Kubernetes was birthed from tooling for on-premise data centers. So, it should be no surprise that it’s incredibly useful in on-premise situations like clusters. And, while the collective “we” often looks at the public cloud with Kubernetes, it’s worth looking at clusters in our offices, labs, and colocation data centers.
Borg And Google Data Centers
Kubernetes was birthed from the ideas of Borg and Omega at Google. There are even papers on it, such as Borg, Omega, and Kubernetes, from the people who worked on Borg and brought Kubernetes to life. If we look at the Borg architecture we can see it looks a lot like Kubernetes, especially in the early days.
From the paper “Large-scale cluster management at Google with Borg”
Borg, if you are unfamiliar with it, is Google’s data center operating system. You can read more about how they design their data centers in the book The Datacenter as a Computer: Designing Warehouse-Scale Machines.
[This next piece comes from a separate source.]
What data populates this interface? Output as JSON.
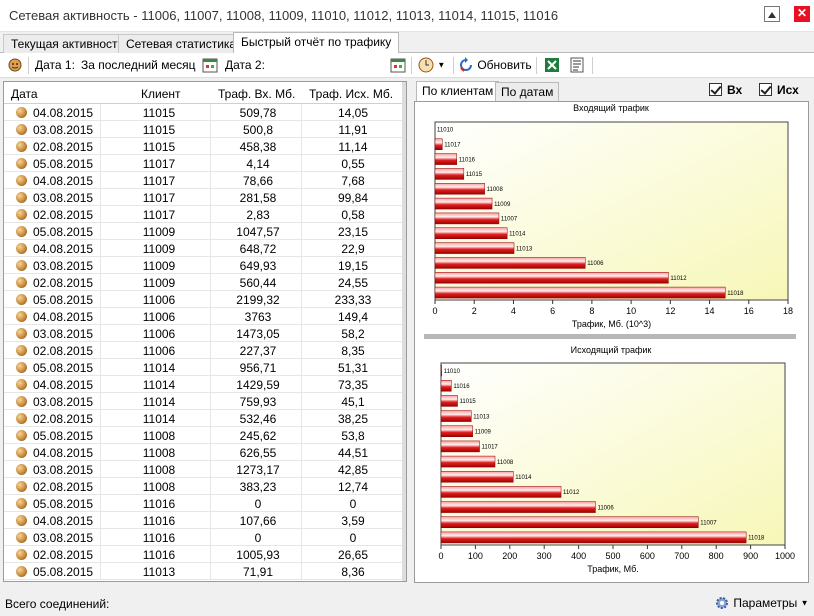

Borg isn’t the only piece of software in their stack, as they have customized so many things, but it is the piece that lets them run software on large clusters of custom made servers in a fault tolerant manner. And, it’s part of the stack that brings them amazing power usage effectiveness.
If Google uses the concepts we have in Kubernetes to run their own data centers, why shouldn’t we?
Why Kubernetes Is Useful
When I think of using Kubernetes for my own on-premise clusters, a couple of the many useful elements come to mind.
1. Fault Tolerance
Servers can be used for a long time. Their useful life for running many applications can be longer than 3 or 5 years that they may be expensed over. We can have servers that are 8 or even 10 years old doing useful work. But, what happens when those servers break or need to be replaced? Do the applications go offline?
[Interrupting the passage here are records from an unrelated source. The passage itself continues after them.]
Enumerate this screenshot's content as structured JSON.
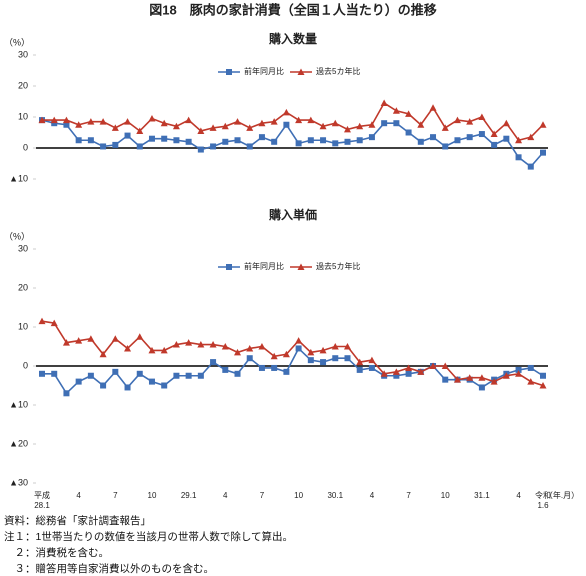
{
  "title": "図18　豚肉の家計消費（全国１人当たり）の推移",
  "chart_data": [
    {
      "type": "line",
      "title": "購入数量",
      "ylabel": "（%）",
      "categories": [
        null,
        null,
        null,
        null,
        null,
        null,
        null,
        null,
        null,
        null,
        null,
        null,
        null,
        null,
        null,
        null,
        null,
        null,
        null,
        null,
        null,
        null,
        null,
        null,
        null,
        null,
        null,
        null,
        null,
        null,
        null,
        null,
        null,
        null,
        null,
        null,
        null,
        null,
        null,
        null,
        null,
        null
      ],
      "ylim": [
        -10,
        30
      ],
      "yticks": [
        {
          "value": -10,
          "label": "▲10"
        },
        0,
        10,
        20,
        30
      ],
      "legend": "top",
      "series": [
        {
          "name": "前年同月比",
          "color": "#3f6fb5",
          "marker": "square",
          "values": [
            9,
            8,
            7.5,
            2.5,
            2.5,
            0.5,
            1,
            4,
            0.5,
            3,
            3,
            2.5,
            2,
            -0.5,
            0.5,
            2,
            2.5,
            0.5,
            3.5,
            2,
            7.5,
            1.5,
            2.5,
            2.5,
            1.5,
            2,
            2.5,
            3.5,
            8,
            8,
            5,
            2,
            3.5,
            0.5,
            2.5,
            3.5,
            4.5,
            1,
            3,
            -3,
            -6,
            -1.5
          ]
        },
        {
          "name": "過去5カ年比",
          "color": "#c0392b",
          "marker": "triangle",
          "values": [
            9,
            9,
            9,
            7.5,
            8.5,
            8.5,
            6.5,
            8.5,
            5.5,
            9.5,
            8,
            7,
            9,
            5.5,
            6.5,
            7,
            8.5,
            6.5,
            8,
            8.5,
            11.5,
            9,
            9,
            7,
            8,
            6,
            7,
            7.5,
            14.5,
            12,
            11,
            7.5,
            13,
            6.5,
            9,
            8.5,
            10,
            4.5,
            8,
            2.5,
            3.5,
            7.5
          ]
        }
      ]
    },
    {
      "type": "line",
      "title": "購入単価",
      "ylabel": "（%）",
      "xlabel": "（年.月）",
      "categories": [
        "平成\n28.1",
        null,
        null,
        "4",
        null,
        null,
        "7",
        null,
        null,
        "10",
        null,
        null,
        "29.1",
        null,
        null,
        "4",
        null,
        null,
        "7",
        null,
        null,
        "10",
        null,
        null,
        "30.1",
        null,
        null,
        "4",
        null,
        null,
        "7",
        null,
        null,
        "10",
        null,
        null,
        "31.1",
        null,
        null,
        "4",
        null,
        "令和\n1.6"
      ],
      "ylim": [
        -30,
        30
      ],
      "yticks": [
        {
          "value": -30,
          "label": "▲30"
        },
        {
          "value": -20,
          "label": "▲20"
        },
        {
          "value": -10,
          "label": "▲10"
        },
        0,
        10,
        20,
        30
      ],
      "legend": "top",
      "series": [
        {
          "name": "前年同月比",
          "color": "#3f6fb5",
          "marker": "square",
          "values": [
            -2,
            -2,
            -7,
            -4,
            -2.5,
            -5,
            -1.5,
            -5.5,
            -2,
            -4,
            -5,
            -2.5,
            -2.5,
            -2.5,
            1,
            -1,
            -2,
            2,
            -0.5,
            -0.5,
            -1.5,
            4.5,
            1.5,
            1,
            2,
            2,
            -1,
            -0.5,
            -2.5,
            -2.5,
            -2,
            -1.5,
            0,
            -3.5,
            -3.5,
            -3.5,
            -5.5,
            -3.5,
            -2,
            -1,
            -0.5,
            -2.5
          ]
        },
        {
          "name": "過去5カ年比",
          "color": "#c0392b",
          "marker": "triangle",
          "values": [
            11.5,
            11,
            6,
            6.5,
            7,
            3,
            7,
            4.5,
            7.5,
            4,
            4,
            5.5,
            6,
            5.5,
            5.5,
            5,
            3.5,
            4.5,
            5,
            2.5,
            3,
            6.5,
            3.5,
            4,
            5,
            5,
            1,
            1.5,
            -2,
            -1.5,
            -0.5,
            -1.5,
            0,
            0,
            -3.5,
            -3,
            -3,
            -4,
            -2.5,
            -2,
            -4,
            -5
          ]
        }
      ]
    }
  ],
  "notes": [
    "資料：総務省「家計調査報告」",
    "注１：1世帯当たりの数値を当該月の世帯人数で除して算出。",
    "　２：消費税を含む。",
    "　３：贈答用等自家消費以外のものを含む。"
  ]
}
If you’re using Kubernetes, the work that is on a server that fails can be re-scheduled onto a different server. I like to think of Kubernetes cluster as being one computer with hot swappable parts. This makes me feel safer using older machines that may be more likely to have failures that come with age.
It’s not unusual for a server with a good utilization to only use 25% of the system resources. Not joking about this. The places that are on the high end may be 60%. When we divide our applications up by which machine they are on we don’t have a system to drive up utilization. And, it’s easy to get into a low utilization situation with far too many servers.
Kubernetes acting as a scheduler across the cluster means it can be more intelligent about scheduling and you can drive up utilization. Fewer servers can do more work.
Of course, with any situation there are trade-offs and limitations. It’s worth considering some of those…
- Kubernetes has a limited ability to scale. Kubernetes has documentation for going up to 5,000 nodes in the cluster. At this level of scale you run into limitations, too. For example, the number of pods per node goes down. There are lots of technical reasons for this, like networking address space by default. Luckily, the mass majority of us don’t need scale in a single location. A cluster a fraction of this size works for most.
- The Kubernetes API is complicated. It’s been described as a platform for building platforms. Kubernetes sorta reminds of of Diego, the container scheduler behind Cloud Foundry (the platform in front). But, if you’re going to use terraform, ansible, or some other tool to manage what’s on your server you’re going to need to learn those details. Either way, you have something else to learn. And, it’s possible to be useful with Kubernetes quickly enough.
If you’re running a home lab, office/closet cluster of machines, something in a colo, or even beyond that Kubernetes is a useful option for on-premise.